Para terminar, gostava de voltar ao cerne do filme. Quando, a meio caminho, o grupo encontra o povo de Furiosa, pensam estar prestes a chegar ao Green Place. Em vez disso, descobrem que esse lugar secou há muito tempo e que, por se ter tornado árido e contaminado, o tinham atravessado sem se aperceberem. O seu povo era agora nómada, como que um grupo de refugiados. Apesar de tudo o que sacrificara para as trazer até aqui, o refúgio que procurava simplesmente não existia. Inicialmente, Furiosa fica desesperada, mas depois traça um plano para ir mais longe e atravessar o deserto de sal. Temendo a escassez de recursos e a futilidade da proposta, Max sugere que o caminho para casa não passa por continuar com a fuga, mas antes por regressar à Citadel. Ao princípio, o grupo fica incrédulo, mas acaba por concordar.

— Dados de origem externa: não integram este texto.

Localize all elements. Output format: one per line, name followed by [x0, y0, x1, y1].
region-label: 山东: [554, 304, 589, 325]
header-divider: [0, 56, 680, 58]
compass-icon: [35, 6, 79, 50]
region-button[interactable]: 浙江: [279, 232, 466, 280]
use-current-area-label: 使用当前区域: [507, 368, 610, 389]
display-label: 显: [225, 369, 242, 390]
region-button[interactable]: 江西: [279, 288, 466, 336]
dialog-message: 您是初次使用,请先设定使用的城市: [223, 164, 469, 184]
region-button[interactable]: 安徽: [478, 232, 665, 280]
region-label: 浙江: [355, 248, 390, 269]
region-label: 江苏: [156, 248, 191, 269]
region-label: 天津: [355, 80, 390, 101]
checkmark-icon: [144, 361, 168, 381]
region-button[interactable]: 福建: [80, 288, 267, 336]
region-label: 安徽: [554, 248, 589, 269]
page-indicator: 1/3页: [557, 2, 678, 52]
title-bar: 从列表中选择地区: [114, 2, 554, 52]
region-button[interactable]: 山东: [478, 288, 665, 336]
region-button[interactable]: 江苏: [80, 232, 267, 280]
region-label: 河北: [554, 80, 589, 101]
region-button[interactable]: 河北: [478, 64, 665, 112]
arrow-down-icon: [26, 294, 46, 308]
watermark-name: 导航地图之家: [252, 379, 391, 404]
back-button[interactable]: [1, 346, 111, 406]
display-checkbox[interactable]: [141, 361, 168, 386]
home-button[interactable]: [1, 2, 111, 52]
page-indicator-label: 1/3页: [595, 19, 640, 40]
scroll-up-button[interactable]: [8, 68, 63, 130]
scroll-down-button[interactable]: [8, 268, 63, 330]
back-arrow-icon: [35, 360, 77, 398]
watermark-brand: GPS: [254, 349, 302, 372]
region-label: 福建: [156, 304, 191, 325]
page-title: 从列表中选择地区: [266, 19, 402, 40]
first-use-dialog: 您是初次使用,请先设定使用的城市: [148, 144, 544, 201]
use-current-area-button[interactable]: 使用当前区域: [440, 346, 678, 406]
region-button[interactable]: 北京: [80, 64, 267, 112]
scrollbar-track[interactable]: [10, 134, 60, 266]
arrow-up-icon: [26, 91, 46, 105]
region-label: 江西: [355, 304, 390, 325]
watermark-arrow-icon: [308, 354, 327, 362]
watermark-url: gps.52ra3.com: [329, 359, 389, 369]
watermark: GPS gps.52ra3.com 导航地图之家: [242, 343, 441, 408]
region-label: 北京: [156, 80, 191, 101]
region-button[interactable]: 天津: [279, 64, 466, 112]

Esta parece-me uma decisão poderosa pelo menos a dois níveis. Primeiro, porque é uma viragem emocionalmente corajosa. O grupo deixa de fugir aos seus opressores, voltando-se para os combater. A sua agência é agora demonstrada, não apenas pela sua capacidade de subverter ou fugir do patriarcado e do olhar masculino, mas de os atacar de frente.

Em segundo lugar, parece-me ser uma metáfora profunda para uma lição que precisa de ser repetidamente aprendida na prática do feminismo. É fácil, e tentador, desejar uma saída directa dos sistemas de opressão ― pensar que, se de alguma forma pudéssemos sair do patriarcado, se faria justiça. A realidade da luta contra estas estruturas, no entanto, deve acontecer a partir de dentro. O processo é confuso, repleto de obstáculos e muitas vezes parece ser em vão. No entanto, por mais tentador que seja imaginar utopias feministas, focarmo-nos em lugares desse tipo irá desviar a atenção do trabalho mais produtivo de lutar diariamente contra, e através de, um sistema injusto e imperfeito. O projecto de desconstrução da opressão é longo e não será cumprido numa vida. Reconheço isto intelectualmente. Mas pode ser difícil manter a esperança, resistência e coragem para continuar a luta quando também se sabe que o objectivo está muito distante.

Esta cena representa esta lição, relembrando-nos de que este tipo de conhecimento só pode ser alcançado em momentos de exaustão e desespero. Nos momentos em que pensamos que não temos mais nada para dar, perceber que somos capazes de nos recompor revela-nos um nível de determinação que de outra forma não reconheceríamos. A coragem demonstrada pelas personagens é inspiradora. Se, apesar das condições terríveis, estas mulheres conseguem encontrar forças para continuar, eu também consigo. Sinto isto cada vez que vejo o filme, e este fervoroso lembrete é bem-vindo.

É também uma lição sobre a possibilidade de filmes como este: ao contrário das preocupações de Mulvey sobre a futilidade de retratar a humanidade feminina através da câmara, o próprio filme consegue encontrar formas criativas de atingir esse mesmo objectivo, apesar do domínio esmagador do olhar masculino ao longo da história do cinema e das artes visuais.

 

Conclusão

Em The World Viewed (1979), Cavell lamentava a mudança que identificara em Hollywood ao longo da década de 1960 e afligia-se, de certa forma, com a permutabilidade dos actores contemporâneos à época em que escrevia. Não consigo imaginar que Cavell fosse sequer capaz de reconhecer o estado actual do cinema, com a hegemonia dos franchises e filmes de acção, e uma infra-estrutura que afasta cada vez mais o público geral da sala de cinema.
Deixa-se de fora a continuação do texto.